Der Facebook-Account
Bis vor Kurzem war der Diessenhofner Pfarrer auf Facebook als «Spieth Gottfried Gerhard» zu finden. Gerhard war Gottfried Spieths Bruder, der 2013 verstorben ist. Auf dem Profilbild waren beide Brüder zu sehen, im Gespräch mit der AZ bestätigte Gottfried Spieth aber, dass er der aktuelle Inhaber des Accounts ist. Kurze Zeit später löschte er das Konto.
Auf Spieths Account wurde seit dem 29. März diesen Jahres nichts mehr gepostet. Zuvor war er dafür umso aktiver. Während des Sommers 2024 postete Spieth darauf häufig mehrmals täglich kurze Texte. In vielen davon ist die «Junge Freiheit» verlinkt, ein deutsches Medium, das als Sprachrohr der neuen Rechten gilt. Die Menge der Inhalte macht den Account unübersichtlich, die AZ hat sich lediglich die Posts von Mitte Juni 2024 bis März 2025 strukturiert durchgeschaut, mit einer Ausnahme stammen alle hier erwähnten Texte aus dieser Zeit. Mehrere davon sind eindeutig rechtsextrem.
An einer Stelle schreibt Spieth: «Das dritte Reich war eine komplexe Mischung und lässt sich nicht in seiner ganzen Breite auf einen kriminellen Nenner bringen (…)». In einem anderen Post wird infrage gestellt, ob die Verwendung des Worts «Massenmord» angebracht ist: «Die Alliierten konnten es sich im WK II (2. Weltkrieg, Anm. d.
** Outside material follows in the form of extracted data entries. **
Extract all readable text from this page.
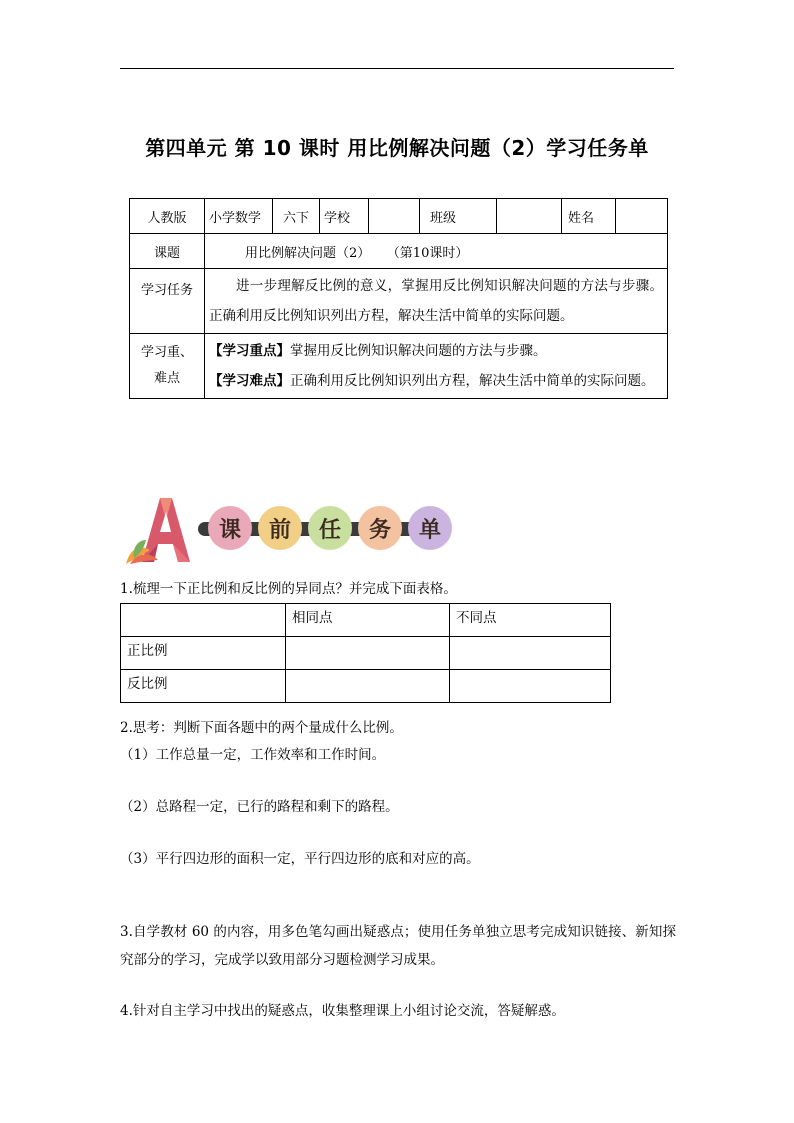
第四单元 第 10 课时 用比例解决问题（2）学习任务单
人教版	小学数学	六下	学校		班级		姓名	
课题	用比例解决问题（2）    （第10课时）							
学习任务	进一步理解反比例的意义，掌握用反比例知识解决问题的方法与步骤。正确利用反比例知识列出方程，解决生活中简单的实际问题。							
学习重、难点	【学习重点】掌握用反比例知识解决问题的方法与步骤。
【学习难点】正确利用反比例知识列出方程，解决生活中简单的实际问题。							
课	前	任	务	单
1.梳理一下正比例和反比例的异同点？并完成下面表格。
	相同点	不同点
正比例		
反比例		
2.思考：判断下面各题中的两个量成什么比例。
（1）工作总量一定，工作效率和工作时间。
（2）总路程一定，已行的路程和剩下的路程。
（3）平行四边形的面积一定，平行四边形的底和对应的高。
3.自学教材 60 的内容，用多色笔勾画出疑惑点；使用任务单独立思考完成知识链接、新知探究部分的学习，完成学以致用部分习题检测学习成果。
4.针对自主学习中找出的疑惑点，收集整理课上小组讨论交流，答疑解惑。
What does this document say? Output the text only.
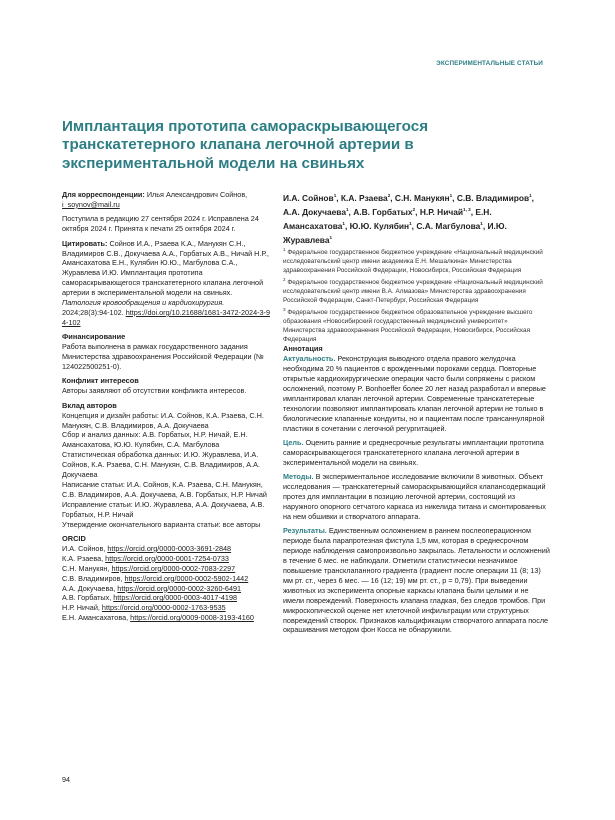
ЭКСПЕРИМЕНТАЛЬНЫЕ СТАТЬИ
Имплантация прототипа самораскрывающегося транскатетерного клапана легочной артерии в экспериментальной модели на свиньях

Для корреспонденции: Илья Александрович Сойнов, i_soynov@mail.ru

Поступила в редакцию 27 сентября 2024 г. Исправлена 24 октября 2024 г. Принята к печати 25 октября 2024 г.

Цитировать: Сойнов И.А., Рзаева К.А., Манукян С.Н., Владимиров С.В., Докучаева А.А., Горбатых А.В., Ничай Н.Р., Амансахатова Е.Н., Кулябин Ю.Ю., Магбулова С.А., Журавлева И.Ю. Имплантация прототипа самораскрывающегося транскатетерного клапана легочной артерии в экспериментальной модели на свиньях. Патология кровообращения и кардиохирургия. 2024;28(3):94-102. https://doi.org/10.21688/1681-3472-2024-3-94-102

Финансирование

Работа выполнена в рамках государственного задания Министерства здравоохранения Российской Федерации (№ 124022500251-0).

Конфликт интересов

Авторы заявляют об отсутствии конфликта интересов.

Вклад авторов

Концепция и дизайн работы: И.А. Сойнов, К.А. Рзаева, С.Н. Манукян, С.В. Владимиров, А.А. Докучаева

Сбор и анализ данных: А.В. Горбатых, Н.Р. Ничай, Е.Н. Амансахатова, Ю.Ю. Кулябин, С.А. Магбулова

Статистическая обработка данных: И.Ю. Журавлева, И.А. Сойнов, К.А. Рзаева, С.Н. Манукян, С.В. Владимиров, А.А. Докучаева

Написание статьи: И.А. Сойнов, К.А. Рзаева, С.Н. Манукян, С.В. Владимиров, А.А. Докучаева, А.В. Горбатых, Н.Р. Ничай

Исправление статьи: И.Ю. Журавлева, А.А. Докучаева, А.В. Горбатых, Н.Р. Ничай

Утверждение окончательного варианта статьи: все авторы

ORCID

И.А. Сойнов, https://orcid.org/0000-0003-3691-2848

К.А. Рзаева, https://orcid.org/0000-0001-7254-0733

С.Н. Манукян, https://orcid.org/0000-0002-7083-2297

С.В. Владимиров, https://orcid.org/0000-0002-5902-1442

А.А. Докучаева, https://orcid.org/0000-0002-3260-6491

А.В. Горбатых, https://orcid.org/0000-0003-4017-4198

Н.Р. Ничай, https://orcid.org/0000-0002-1763-9535

Е.Н. Амансахатова, https://orcid.org/0009-0008-3193-4160

И.А. Сойнов$^1$, К.А. Рзаева$^2$, С.Н. Манукян$^1$, С.В. Владимиров$^1$, А.А. Докучаева$^1$, А.В. Горбатых$^2$, Н.Р. Ничай$^{1, 3}$, Е.Н. Амансахатова$^1$, Ю.Ю. Кулябин$^1$, С.А. Магбулова$^1$, И.Ю. Журавлева$^1$

$^1$ Федеральное государственное бюджетное учреждение «Национальный медицинский исследовательский центр имени академика Е.Н. Мешалкина» Министерства здравоохранения Российской Федерации, Новосибирск, Российская Федерация

$^2$ Федеральное государственное бюджетное учреждение «Национальный медицинский исследовательский центр имени В.А. Алмазова» Министерства здравоохранения Российской Федерации, Санкт-Петербург, Российская Федерация

$^3$ Федеральное государственное бюджетное образовательное учреждение высшего образования «Новосибирский государственный медицинский университет» Министерства здравоохранения Российской Федерации, Новосибирск, Российская Федерация

Аннотация

Актуальность. Реконструкция выводного отдела правого желудочка необходима 20 % пациентов с врожденными пороками сердца. Повторные открытые кардиохирургические операции часто были сопряжены с риском осложнений, поэтому P. Bonhoeffer более 20 лет назад разработал и впервые имплантировал клапан легочной артерии. Современные транскатетерные технологии позволяют имплантировать клапан легочной артерии не только в биологические клапанные кондуиты, но и пациентам после трансаннулярной пластики в сочетании с легочной регургитацией.

Цель. Оценить ранние и среднесрочные результаты имплантации прототипа самораскрывающегося транскатетерного клапана легочной артерии в экспериментальной модели на свиньях.

Методы. В экспериментальное исследование включили 8 животных. Объект исследования — транскатетерный самораскрывающийся клапансодержащий протез для имплантации в позицию легочной артерии, состоящий из наружного опорного сетчатого каркаса из никелида титана и смонтированных на нем обшивки и створчатого аппарата.

Результаты. Единственным осложнением в раннем послеоперационном периоде была парапротезная фистула 1,5 мм, которая в среднесрочном периоде наблюдения самопроизвольно закрылась. Летальности и осложнений в течение 6 мес. не наблюдали. Отметили статистически незначимое повышение трансклапанного градиента (градиент после операции 11 (8; 13) мм рт. ст., через 6 мес. — 16 (12; 19) мм рт. ст., p = 0,79). При выведении животных из эксперимента опорные каркасы клапана были целыми и не имели повреждений. Поверхность клапана гладкая, без следов тромбов. При микроскопической оценке нет клеточной инфильтрации или структурных повреждений створок. Признаков кальцификации створчатого аппарата после окрашивания методом фон Косса не обнаружили.

94
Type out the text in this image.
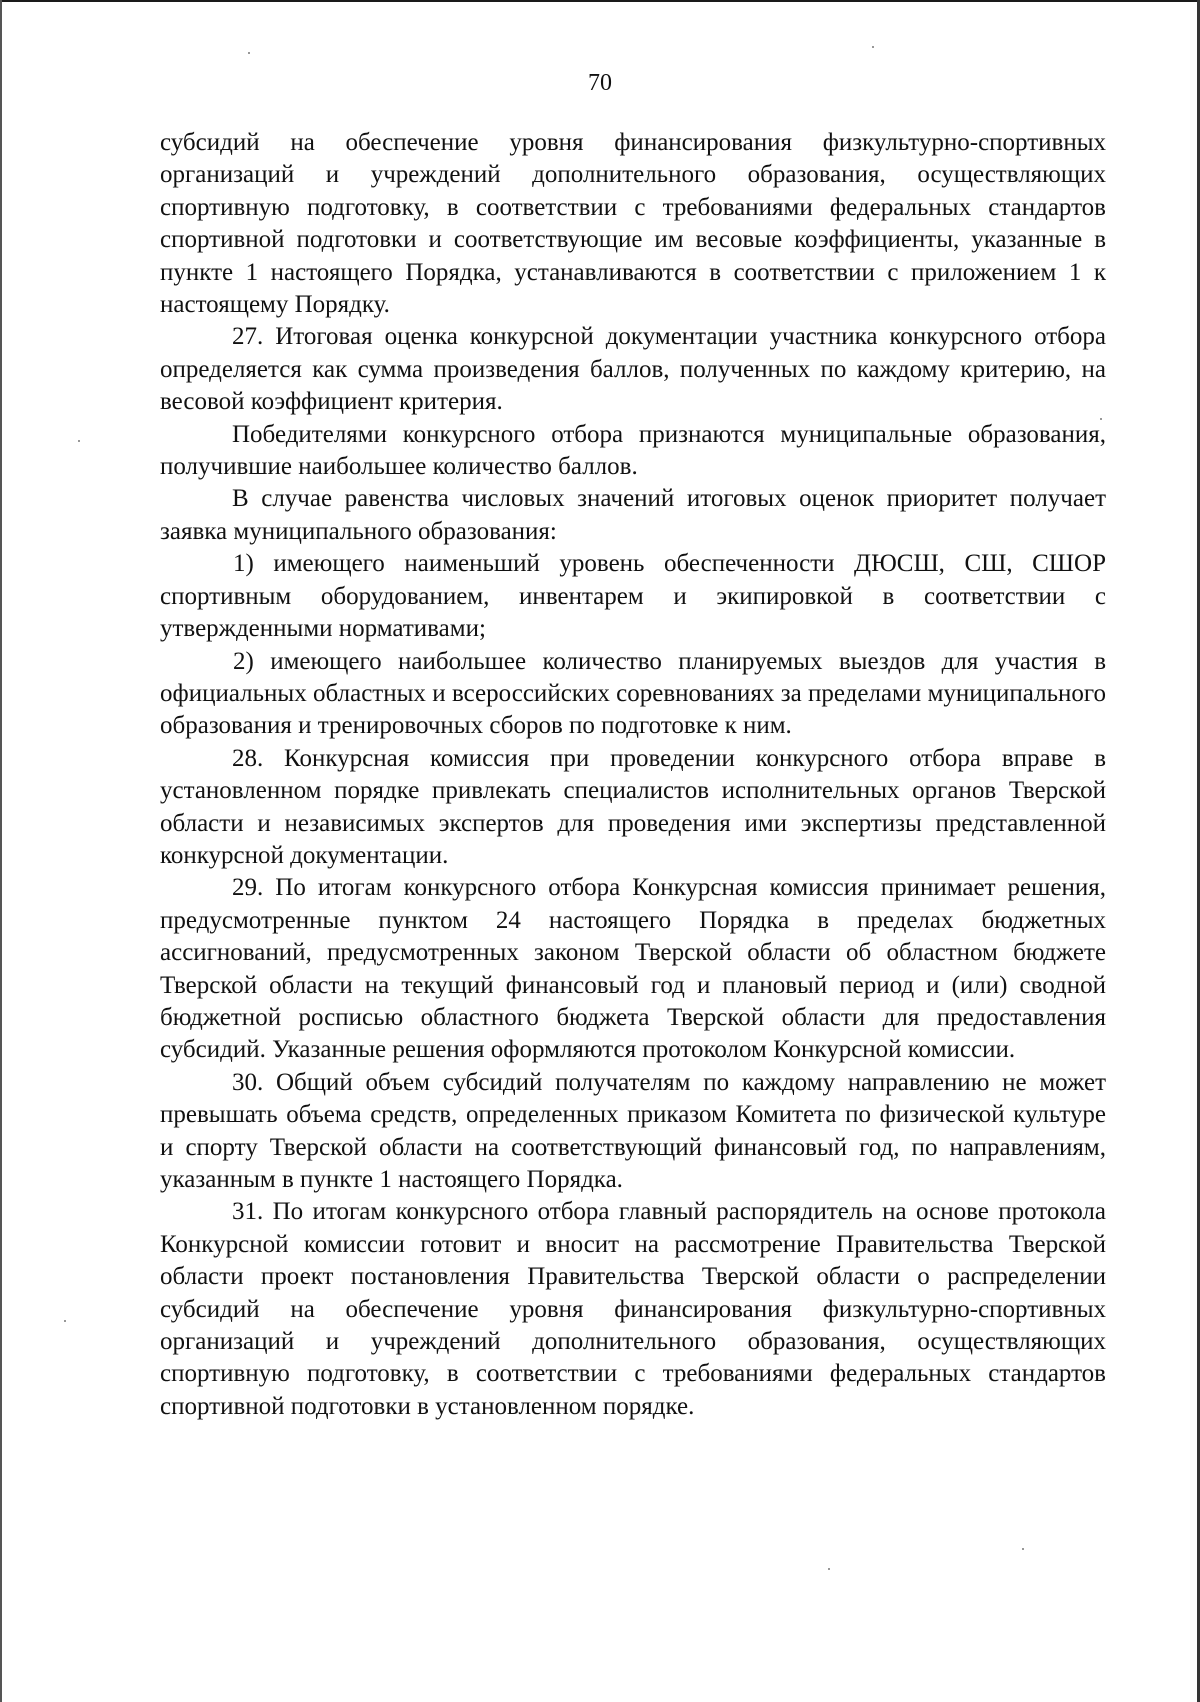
70

субсидий на обеспечение уровня финансирования физкультурно-спортивных организаций и учреждений дополнительного образования, осуществляющих спортивную подготовку, в соответствии с требованиями федеральных стандартов спортивной подготовки и соответствующие им весовые коэффициенты, указанные в пункте 1 настоящего Порядка, устанавливаются в соответствии с приложением 1 к настоящему Порядку.

27. Итоговая оценка конкурсной документации участника конкурсного отбора определяется как сумма произведения баллов, полученных по каждому критерию, на весовой коэффициент критерия.

Победителями конкурсного отбора признаются муниципальные образования, получившие наибольшее количество баллов.

В случае равенства числовых значений итоговых оценок приоритет получает заявка муниципального образования:

1) имеющего наименьший уровень обеспеченности ДЮСШ, СШ, СШОР спортивным оборудованием, инвентарем и экипировкой в соответствии с утвержденными нормативами;

2) имеющего наибольшее количество планируемых выездов для участия в официальных областных и всероссийских соревнованиях за пределами муниципального образования и тренировочных сборов по подготовке к ним.

28. Конкурсная комиссия при проведении конкурсного отбора вправе в установленном порядке привлекать специалистов исполнительных органов Тверской области и независимых экспертов для проведения ими экспертизы представленной конкурсной документации.

29. По итогам конкурсного отбора Конкурсная комиссия принимает решения, предусмотренные пунктом 24 настоящего Порядка в пределах бюджетных ассигнований, предусмотренных законом Тверской области об областном бюджете Тверской области на текущий финансовый год и плановый период и (или) сводной бюджетной росписью областного бюджета Тверской области для предоставления субсидий. Указанные решения оформляются протоколом Конкурсной комиссии.

30. Общий объем субсидий получателям по каждому направлению не может превышать объема средств, определенных приказом Комитета по физической культуре и спорту Тверской области на соответствующий финансовый год, по направлениям, указанным в пункте 1 настоящего Порядка.

31. По итогам конкурсного отбора главный распорядитель на основе протокола Конкурсной комиссии готовит и вносит на рассмотрение Правительства Тверской области проект постановления Правительства Тверской области о распределении субсидий на обеспечение уровня финансирования физкультурно-спортивных организаций и учреждений дополнительного образования, осуществляющих спортивную подготовку, в соответствии с требованиями федеральных стандартов спортивной подготовки в установленном порядке.
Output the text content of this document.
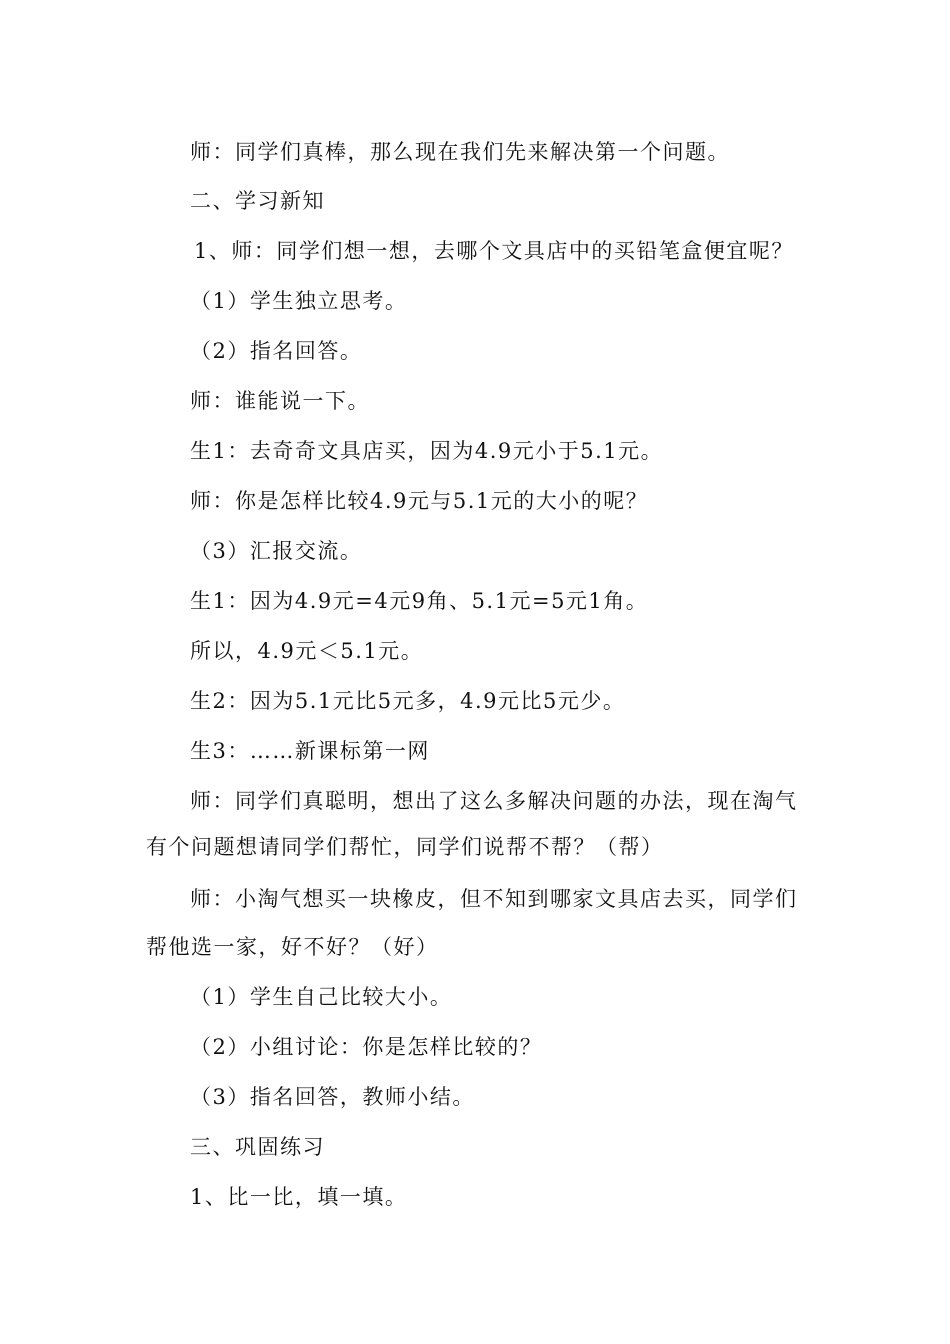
师：同学们真棒，那么现在我们先来解决第一个问题。
二、学习新知
1、师：同学们想一想，去哪个文具店中的买铅笔盒便宜呢？
（1）学生独立思考。
（2）指名回答。
师：谁能说一下。
生1：去奇奇文具店买，因为4.9元小于5.1元。
师：你是怎样比较4.9元与5.1元的大小的呢？
（3）汇报交流。
生1：因为4.9元=4元9角、5.1元=5元1角。
所以，4.9元＜5.1元。
生2：因为5.1元比5元多，4.9元比5元少。
生3：……新课标第一网
师：同学们真聪明，想出了这么多解决问题的办法，现在淘气
有个问题想请同学们帮忙，同学们说帮不帮？（帮）
师：小淘气想买一块橡皮，但不知到哪家文具店去买，同学们
帮他选一家，好不好？（好）
（1）学生自己比较大小。
（2）小组讨论：你是怎样比较的？
（3）指名回答，教师小结。
三、巩固练习
1、比一比，填一填。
Red.) leisten, das dritte Reich mit solchen Maximalbegriffen zu brandmarken, weil sie aus der Position überlegener Stärke handeln konnten (…).»
Die Nationalsozialisten ermordeten schätzungsweise sechs Millionen Jüd:innen, dazu kamen Sinti, Roma, queere Menschen und politische Gegner:innen.
An der Spitze dieses mörderischen Regimes stand Adolf Hitler. Zu dessen Ernennung zum Reichskanzler 1933 schrieb Spieth im September 2024, damals bereits seit über sieben Jahren Pfarrer in Diessenhofen: «Hindenburg könnte (sic) und wollte nicht Gott spielen, als er AH (Adolf Hitler, Anm. d. Red.) ernannte. Das war demokratischer Pragmatismus, was er tat.» Die Soldaten der nationalsozialistischen Wehrmacht, die in der Schlacht um Stalingrad zwischen 1942 und 1943 kämpften, seien «überzivilisiert und verweichlicht» gewesen. Auch heute sieht Spieth für «das Volk» nur dann eine «Chance» wenn diese zu einer «instinkthaft-leidenschaftlichen Männlichkeit» und zur «kämpferischen Priorität des Männlichen» finde.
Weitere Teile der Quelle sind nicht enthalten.